In their hearts, the coalition know that this is a dud program. They are slinking away from it, cutting back places and creating alternative programs to it. Consider this: halfway through the current financial year, we have seen only 21,000 participants in the Work for the Dole program. To put that into context, that is less than half of the 77,000 places allocated for this financial year. Next year, there are fewer places—10 per cent less in fact, 69,000 places. And in 2019-20 it drops a further four per cent, to 66,000 places. The program is failing to support young Australians, and the government is failing to support the program.

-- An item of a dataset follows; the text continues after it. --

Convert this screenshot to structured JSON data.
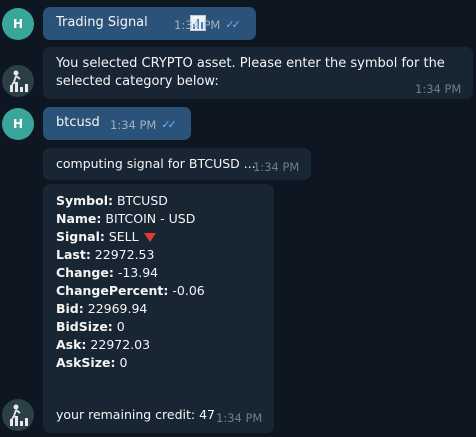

Worse still, young Australians are forced into Work for the Dole, a program dogged by serious safety concerns. Nearly two years ago, an 18-year-old tragically lost his life on a Work for the Dole project in Toowoomba. This week, I asked the Minister for Small and Family Business, the Workplace and Deregulation to tell us what has been done since the accident to make the program safer. Bear in mind, this is a program where young people have been exposed to asbestos and where 36 per cent of Work for the Dole worksites don't meet departmental safety expectations. So what did we get from the minister? After two years, we got just over a dozen sentences. Just one sentence mentioned Work for the Dole and 12 seconds went to workplace safety, without mentioning Work for the Dole. This level of evasion on a matter so serious would be unacceptable in the private sector. So why is it okay from the government of Australia?

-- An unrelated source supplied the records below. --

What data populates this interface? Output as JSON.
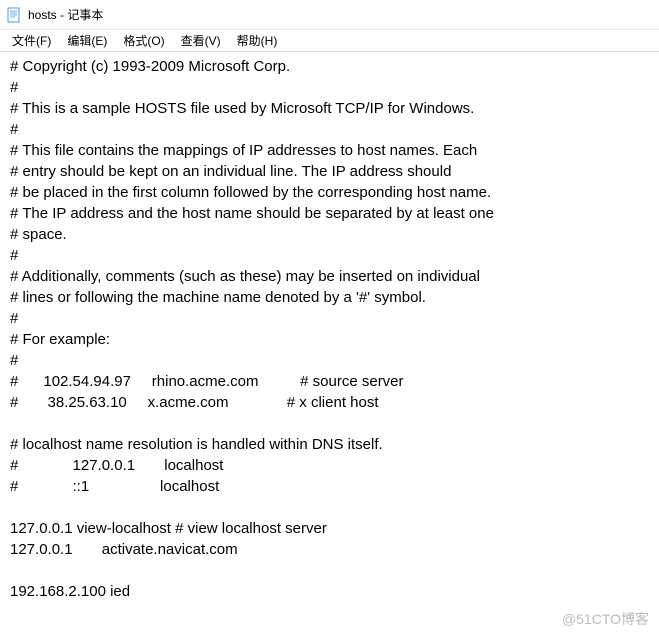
{
  "window": {
    "title": "hosts - 记事本"
  },
  "menu": {
    "file": "文件(F)",
    "edit": "编辑(E)",
    "format": "格式(O)",
    "view": "查看(V)",
    "help": "帮助(H)"
  },
  "content": {
    "text": "# Copyright (c) 1993-2009 Microsoft Corp.\n#\n# This is a sample HOSTS file used by Microsoft TCP/IP for Windows.\n#\n# This file contains the mappings of IP addresses to host names. Each\n# entry should be kept on an individual line. The IP address should\n# be placed in the first column followed by the corresponding host name.\n# The IP address and the host name should be separated by at least one\n# space.\n#\n# Additionally, comments (such as these) may be inserted on individual\n# lines or following the machine name denoted by a '#' symbol.\n#\n# For example:\n#\n#      102.54.94.97     rhino.acme.com          # source server\n#       38.25.63.10     x.acme.com              # x client host\n\n# localhost name resolution is handled within DNS itself.\n#             127.0.0.1       localhost\n#             ::1                 localhost\n\n127.0.0.1 view-localhost # view localhost server\n127.0.0.1       activate.navicat.com\n\n192.168.2.100 ied"
  },
  "watermark": "@51CTO博客"
}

There was nothing from Minister Laundy, a minister who has failed to acknowledge that every day young Australians are going to Work for the Dole job sites without these assurances. Every day, parents of these young Australians are watching their kids go off to Work for the Dole job sites without these assurances. We don't get anything from Minister Laundy and we certainly get nothing from Minister Cash, whose only defence is to say that she has given me, as the shadow minister, information about this. It's not me that the minister needs to explain this to; she needs to explain it to young Australians via the Senate, through a ministerial statement. And, while the minister is at it: tell us what you will do to make this a program that puts young Australians into work instead of punishing them for being out of work. The truth is that this program under this government is not designed to help young Australians. It is an ideological plaything. It's using the jobless to satisfy a long-held coalition belief that, if you make the lives of young Australians intolerable, it will drive them off welfare.

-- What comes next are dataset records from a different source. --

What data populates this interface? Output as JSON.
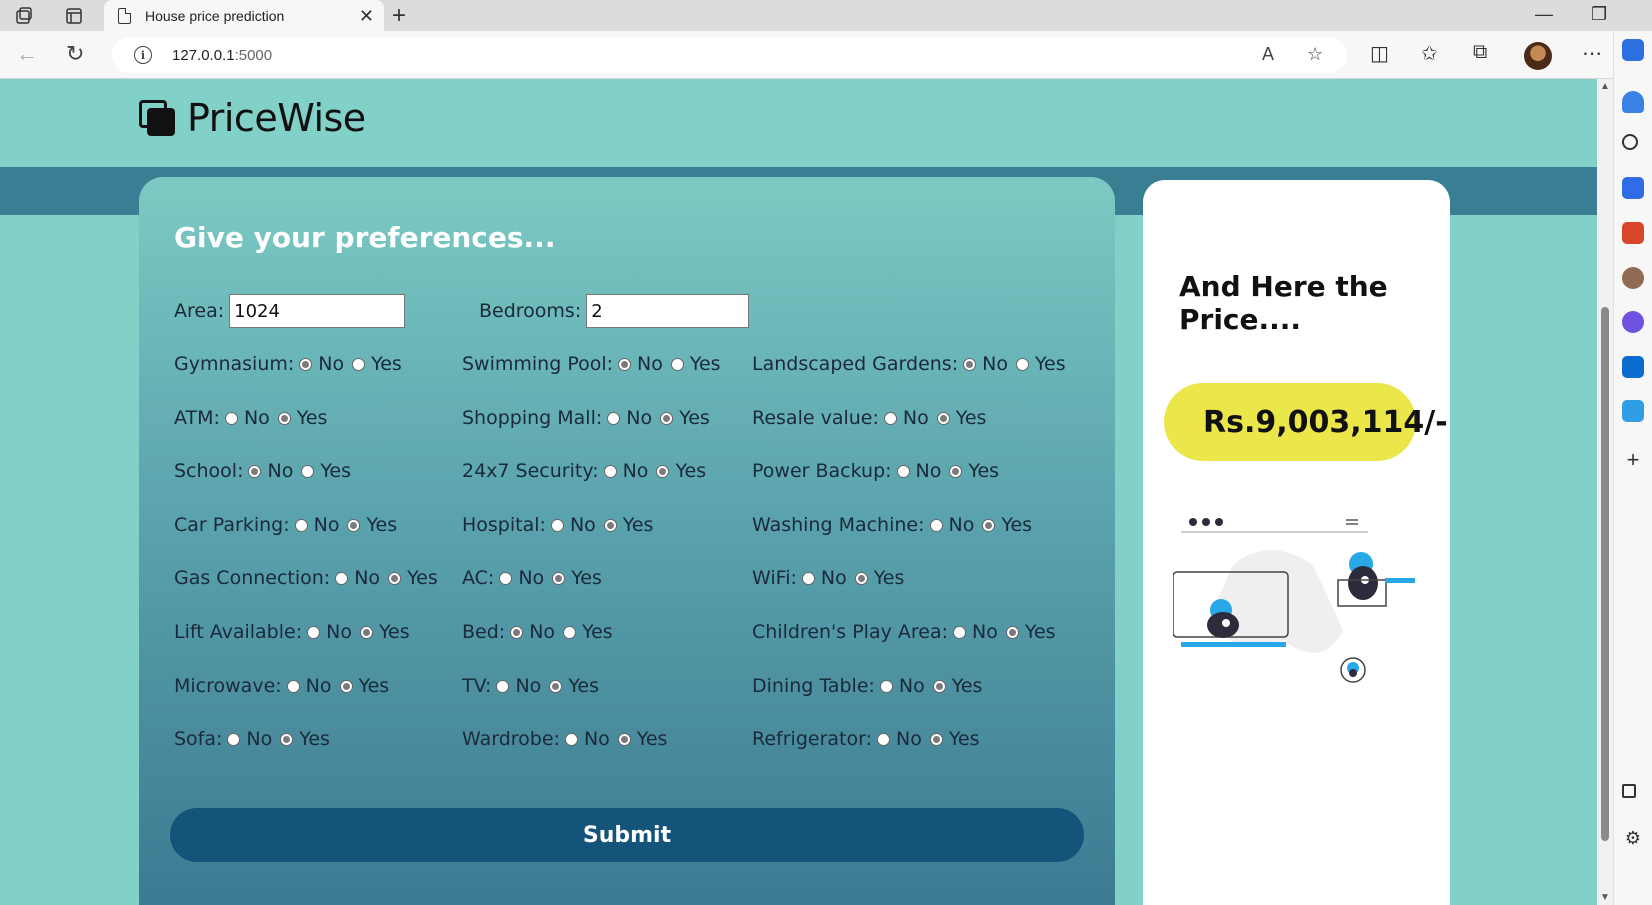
{
  "browser": {
    "tab_title": "House price prediction",
    "url_host": "127.0.0.1",
    "url_port": ":5000"
  },
  "brand": {
    "name": "PriceWise"
  },
  "form": {
    "title": "Give your preferences...",
    "area": {
      "label": "Area:",
      "value": "1024"
    },
    "bedrooms": {
      "label": "Bedrooms:",
      "value": "2"
    },
    "no_label": "No",
    "yes_label": "Yes",
    "amenities": [
      {
        "label": "Gymnasium:",
        "selected": "No"
      },
      {
        "label": "Swimming Pool:",
        "selected": "No"
      },
      {
        "label": "Landscaped Gardens:",
        "selected": "No"
      },
      {
        "label": "ATM:",
        "selected": "Yes"
      },
      {
        "label": "Shopping Mall:",
        "selected": "Yes"
      },
      {
        "label": "Resale value:",
        "selected": "Yes"
      },
      {
        "label": "School:",
        "selected": "No"
      },
      {
        "label": "24x7 Security:",
        "selected": "Yes"
      },
      {
        "label": "Power Backup:",
        "selected": "Yes"
      },
      {
        "label": "Car Parking:",
        "selected": "Yes"
      },
      {
        "label": "Hospital:",
        "selected": "Yes"
      },
      {
        "label": "Washing Machine:",
        "selected": "Yes"
      },
      {
        "label": "Gas Connection:",
        "selected": "Yes"
      },
      {
        "label": "AC:",
        "selected": "Yes"
      },
      {
        "label": "WiFi:",
        "selected": "Yes"
      },
      {
        "label": "Lift Available:",
        "selected": "Yes"
      },
      {
        "label": "Bed:",
        "selected": "No"
      },
      {
        "label": "Children's Play Area:",
        "selected": "Yes"
      },
      {
        "label": "Microwave:",
        "selected": "Yes"
      },
      {
        "label": "TV:",
        "selected": "Yes"
      },
      {
        "label": "Dining Table:",
        "selected": "Yes"
      },
      {
        "label": "Sofa:",
        "selected": "Yes"
      },
      {
        "label": "Wardrobe:",
        "selected": "Yes"
      },
      {
        "label": "Refrigerator:",
        "selected": "Yes"
      }
    ],
    "submit_label": "Submit"
  },
  "result": {
    "title": "And Here the Price....",
    "price": "Rs.9,003,114/-"
  },
  "colors": {
    "page_bg": "#82d1c8",
    "band": "#3a7e94",
    "submit_bg": "#14537a",
    "price_pill": "#ebe64a",
    "illustration_accent": "#29a8e8"
  }
}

We want young Australians in work. We want them skilled up and making a difference. We don't want them sitting on their hands. They don't want to be sitting on their hands. So let's get them working. The challenge to the coalition is this: if you don't have the wit or smarts to make this program work then get rid of it and put something in place that does work. Young Australians deserve better than a failing coalition government that talk about jobs and growth on the one hand while turning their backs on the plight of the long-term jobless on the other.